An emergency meeting of the Millbrook Public Library Board was convened Thursday evening. Twelve residents attended in person; another 200 watched the Zoom stream, which crashed twice. Board member Donald Pruitt moved to ‘formally address the situation regarding a staff member’s extracurricular online activities.’ The motion died for lack of a second when every other board member pointed out the library had just had its best week of foot traffic in eleven years.
‘She hasn’t broken any laws, any policies, or any community standards,’ board chair Susan Ng noted calmly. ‘She HAS, however, gotten us featured on the front page of the Arts section of three national newspapers. So I think we’re done here.’ Applause from the Zoom chat was described as ‘sustained.’
She Got a Book Deal. Obviously.

By Friday, Danielle Voss had been contacted by three literary agents, two podcast networks, a documentary production company, and one very confused local realtor who misread the situation entirely. By the following Monday, she had signed a deal for a coffee table book titled ‘The Living Canon: Classical Art Reimagined,’ due out next spring from a major New York publisher.
The advance was, according to sources close to Danielle, ‘significantly more than six years of librarian salary.’ She will remain at the Millbrook Public Library, by choice, because — and this is a direct quote — ‘the library is where I belong and also the Wi-Fi is fantastic.’

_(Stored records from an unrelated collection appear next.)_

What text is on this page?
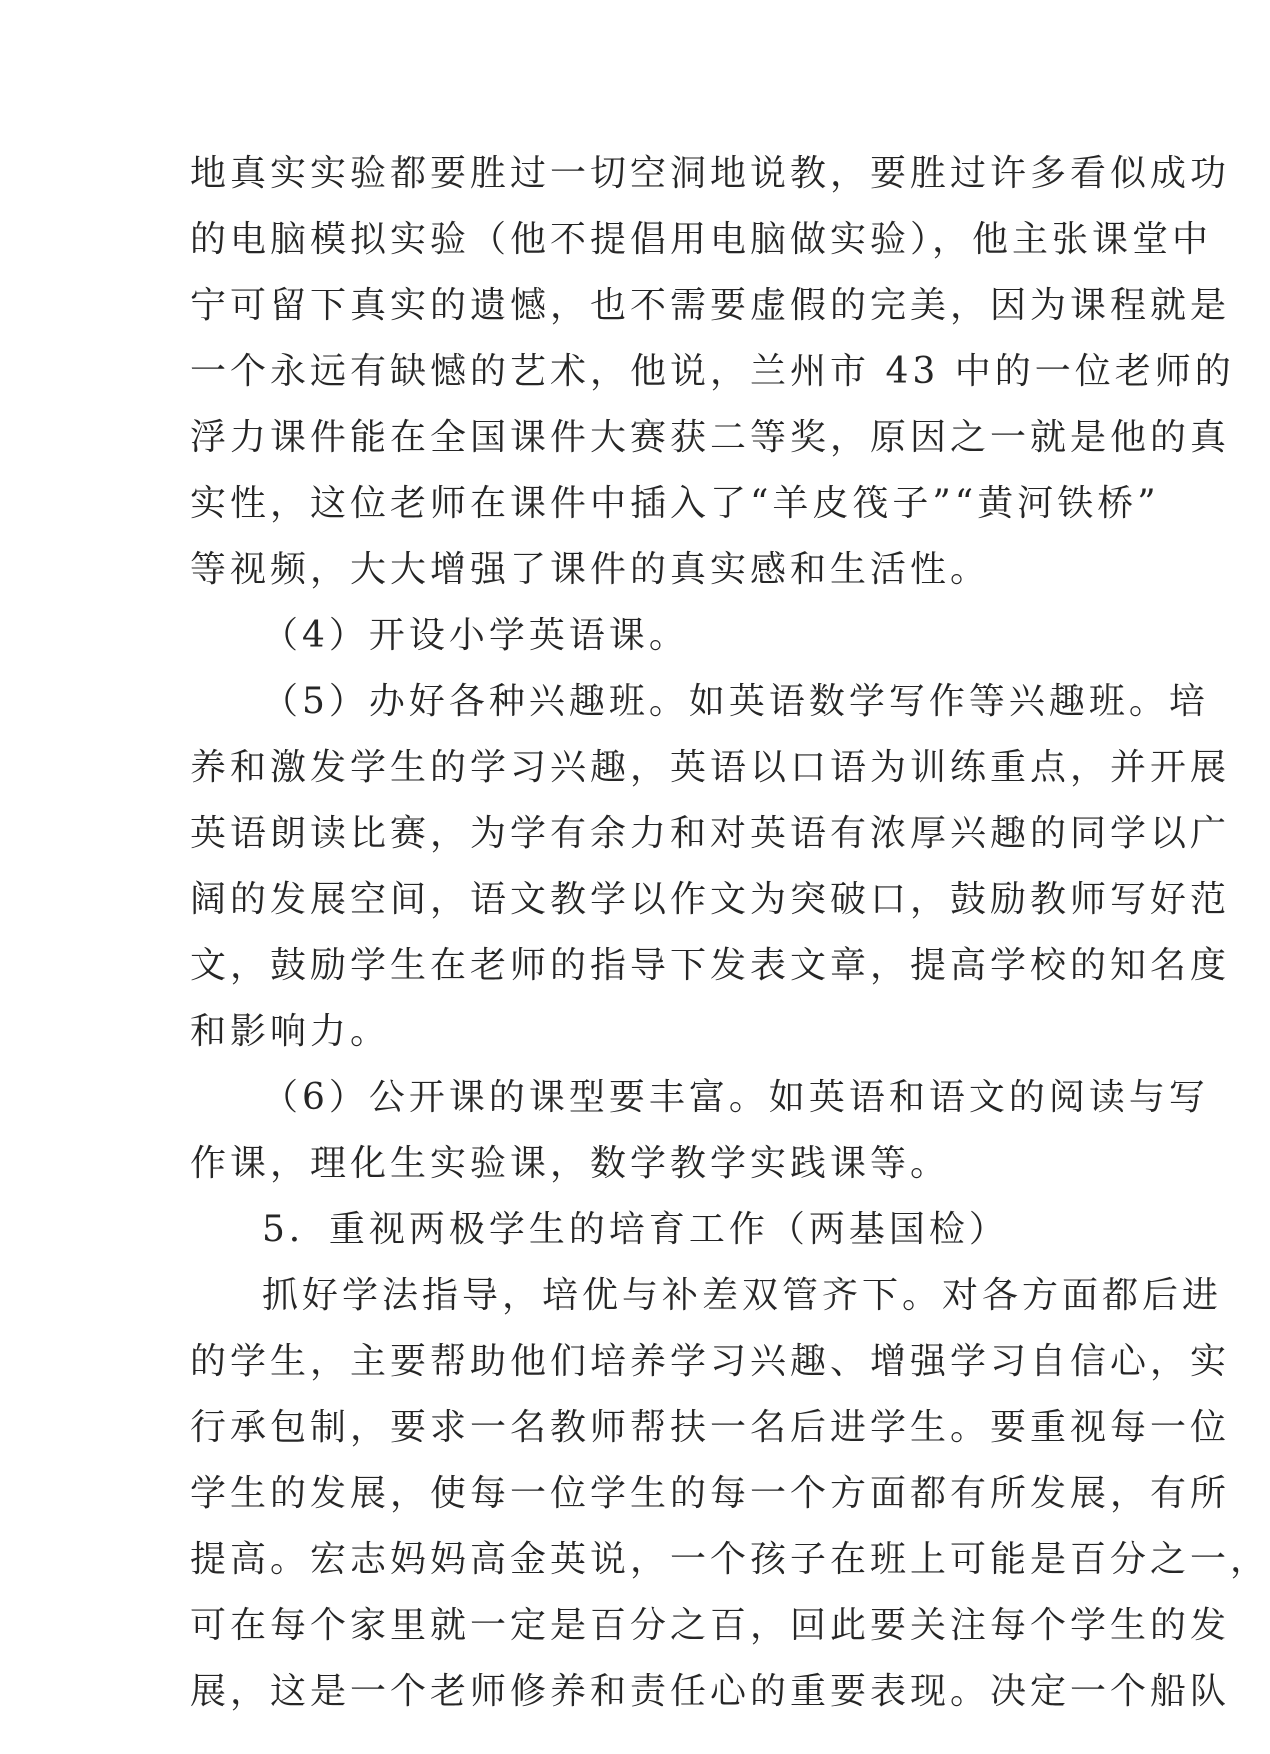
地真实实验都要胜过一切空洞地说教，要胜过许多看似成功
的电脑模拟实验（他不提倡用电脑做实验），他主张课堂中
宁可留下真实的遗憾，也不需要虚假的完美，因为课程就是
一个永远有缺憾的艺术，他说，兰州市 43 中的一位老师的
浮力课件能在全国课件大赛获二等奖，原因之一就是他的真
实性，这位老师在课件中插入了“羊皮筏子”“黄河铁桥”
等视频，大大增强了课件的真实感和生活性。
（4）开设小学英语课。
（5）办好各种兴趣班。如英语数学写作等兴趣班。培
养和激发学生的学习兴趣，英语以口语为训练重点，并开展
英语朗读比赛，为学有余力和对英语有浓厚兴趣的同学以广
阔的发展空间，语文教学以作文为突破口，鼓励教师写好范
文，鼓励学生在老师的指导下发表文章，提高学校的知名度
和影响力。
（6）公开课的课型要丰富。如英语和语文的阅读与写
作课，理化生实验课，数学教学实践课等。
5．重视两极学生的培育工作（两基国检）
抓好学法指导，培优与补差双管齐下。对各方面都后进
的学生，主要帮助他们培养学习兴趣、增强学习自信心，实
行承包制，要求一名教师帮扶一名后进学生。要重视每一位
学生的发展，使每一位学生的每一个方面都有所发展，有所
提高。宏志妈妈高金英说，一个孩子在班上可能是百分之一，
可在每个家里就一定是百分之百，回此要关注每个学生的发
展，这是一个老师修养和责任心的重要表现。决定一个船队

The Lesson? Never Judge a Book By Its Cardigan

The story of Danielle Voss has now been picked up by outlets in fourteen countries. A Twitter thread about her went viral in Japan. An Italian newspaper ran the headline ‘La Bibliotecaria Americana Conquista Internet’ with what everyone agrees is an extremely flattering photo. A petition to make @ClassicsAndCurves required viewing in AP Art History classes has 22,000 signatures and climbing.
As for Ms. Voss herself, she was spotted this morning at the Millbrook library checkout desk, cardigan buttoned to the top, glasses perched on her nose, recommending a biography of Caravaggio to a retired plumber named Steve who had never previously expressed interest in 17th-century Italian painters. Steve seemed very engaged. The library had a two-hour wait for a computer terminal. Life in Millbrook, it seems, will never quite be the same.